In total, this tax hike would hit 28,295 Minnesota employers, including 20,000 small businesses with fewer than 500 employees. Many of these businesses are just now beginning to get back on their feet. Sudden and substantial tax hikes are one sure way to stop their recovery’s momentum dead in its tracks.

Doug Loon
Doug Loon
Experience shows that the damage from higher corporate tax rates would be borne overwhelmingly by workers, who will see lower wages and fewer jobs. And all Minnesotans, as consumers, could expect to see higher prices as companies are forced to pass along the cost of these increased taxes.

Keep in mind, these tax hikes would not just be on businesses. They also would threaten investment in Minnesota startups and growing businesses. The president’s plan would essentially double the tax rate on capital gains, hitting approximately two-thirds of capital investment in the United States.
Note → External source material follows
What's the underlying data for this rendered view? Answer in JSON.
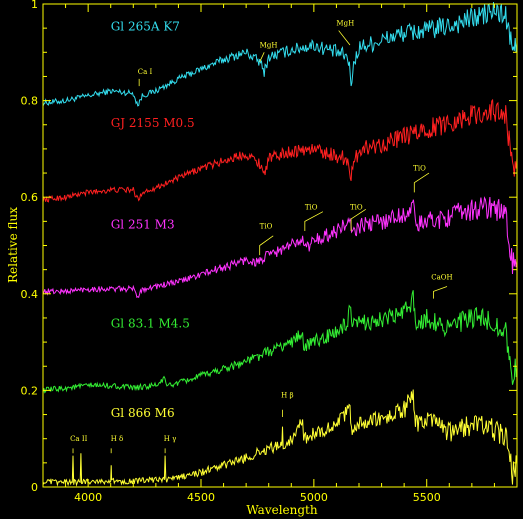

For some Minnesota investors the combined state and federal tax rate would exceed 50%. If you’re saving for retirement, to buy a home, or for your kids’ college education, you’d feel the pinch.

Adding further to the burden, the president’s proposal would levy a much higher tax burden on the transfer of assets of family-owned businesses at death. This would threaten the ability of the next generation of Minnesotans to keep those family-owned grocery stores, restaurants, auto body shops, construction companies and farms up and running.

Bottom line: Raising taxes now would stop the recovery in its tracks. These tax increases aren’t pro-growth or pro-job policy. They aren’t part of the recipe for recovery. Hard-working Minnesotans – and all Americans – deserve better. I encourage my fellow Minnesotans to join me in contacting their representatives and telling them not to raise taxes that will hurt small businesses, workers and families.

Doug Loon is president of the Minnesota Chamber of Commerce.